The calibration will take place in two stages. First, a neutron emitter identical to NBS-1 but with half its activity will be placed in the center of the small sphere and its emission rate will be measured by gamma-ray output from the solution. The source will then be removed and a beam of neutrons containing a known number of neutrons per second (or neutron flux) will be directed to the center of the sphere and the gamma-ray signal will again be measured.
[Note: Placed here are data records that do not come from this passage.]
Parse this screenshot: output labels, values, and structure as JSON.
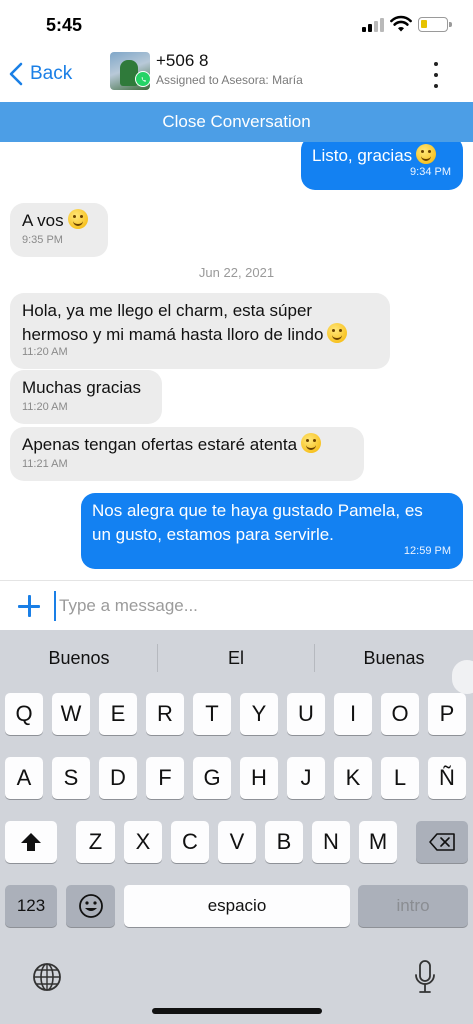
{
  "status": {
    "time": "5:45"
  },
  "header": {
    "back_label": "Back",
    "contact_name": "+506 8",
    "assigned": "Assigned to Asesora: María"
  },
  "close_bar": {
    "label": "Close Conversation"
  },
  "messages": [
    {
      "direction": "out",
      "text": "Listo, gracias",
      "emoji": "smiley",
      "time": "9:34 PM"
    },
    {
      "direction": "in",
      "text": "A vos",
      "emoji": "smiling-face",
      "time": "9:35 PM"
    },
    {
      "direction": "date",
      "text": "Jun 22, 2021"
    },
    {
      "direction": "in",
      "line1": "Hola, ya me llego el charm, esta súper",
      "line2": "hermoso y mi mamá hasta lloro de lindo",
      "emoji": "smiling-face",
      "time": "11:20 AM"
    },
    {
      "direction": "in",
      "text": "Muchas gracias",
      "time": "11:20 AM"
    },
    {
      "direction": "in",
      "text": "Apenas tengan ofertas estaré atenta",
      "emoji": "smiling-face",
      "time": "11:21 AM"
    },
    {
      "direction": "out",
      "line1": "Nos alegra que te haya gustado Pamela, es",
      "line2": "un gusto, estamos para servirle.",
      "time": "12:59 PM"
    }
  ],
  "composer": {
    "placeholder": "Type a message..."
  },
  "keyboard": {
    "suggestions": [
      "Buenos",
      "El",
      "Buenas"
    ],
    "row1": [
      "Q",
      "W",
      "E",
      "R",
      "T",
      "Y",
      "U",
      "I",
      "O",
      "P"
    ],
    "row2": [
      "A",
      "S",
      "D",
      "F",
      "G",
      "H",
      "J",
      "K",
      "L",
      "Ñ"
    ],
    "row3": [
      "Z",
      "X",
      "C",
      "V",
      "B",
      "N",
      "M"
    ],
    "numbers_label": "123",
    "space_label": "espacio",
    "return_label": "intro"
  },
  "colors": {
    "accent": "#1a7fe6",
    "close_bar": "#4c9ee6",
    "outgoing_bubble": "#1381f2",
    "incoming_bubble": "#ececec",
    "keyboard_bg": "#d1d4da"
  }
}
“In the small sphere,” Dewey says, “we will alternate readings of the neutron beam, then turn it off and insert the radioactive source, and go back and forth in the detector readings. That will calibrate the radioactive reference source. That source will then be placed into the large sphere and used as a standard against which NBS-1 can be calibrated.” The lower uncertainty of each stage of the process is expected to reduce the overall measurement uncertainty threefold.

The number of neutrons per second in the beam is known to very high accuracy, thanks to a long series of technology advances made by PML’s Neutron Physics Group at the NCNR. “What you get out of the reactor is neutrons with lots of different energies,” Dewey says. “For precise measurements of neutron flux, we don’t want that. What we want is just one energy, so we put a little piece of graphite in the main beam. The beam passes through it and reflects off only one particular wavelength. That stream then goes into a special detector we made for our neutron lifetime experiment.

“The detector contains a little piece of neutron-sensitive foil made of enriched lithium-6. Ninety-nine percent of the beam passes through it. The other 1 percent constitutes our signal. We’ve spent years, but now we’re sure that it can tell us how many neutrons per second pass through it.” with a relative uncertainty of about 0.06 %.

“It’s really a novel approach. Nobody else in the world has a reactor and a beam that they can do this on. Nobody else has a smaller-size sphere. The 0.85 % uncertainty that we have now is pretty much a standard among the maybe 10 labs in the world that do this. If we could improve it by a factor of three, that would make us the most accurate in the world.”

* Radium-226 does not itself emit neutrons. But it does emit other particles which strike adjacent beryllium-9 atoms, which in turn emit neutrons.

** The manganese atoms themselves do not emit gamma rays. Those photons arise at the end of a process in which manganese-55 captures a neutron and turns into manganese-56. This isotope is not stable, and it decays into iron-56 in an excited (higher-energy) state. When the iron atom drops to its lower-energy state, it emits a gamma ray. The half-life of manganese-56 is approximately 2.5 hours, and the entire pumping-and-gamma ray detection process takes about a day.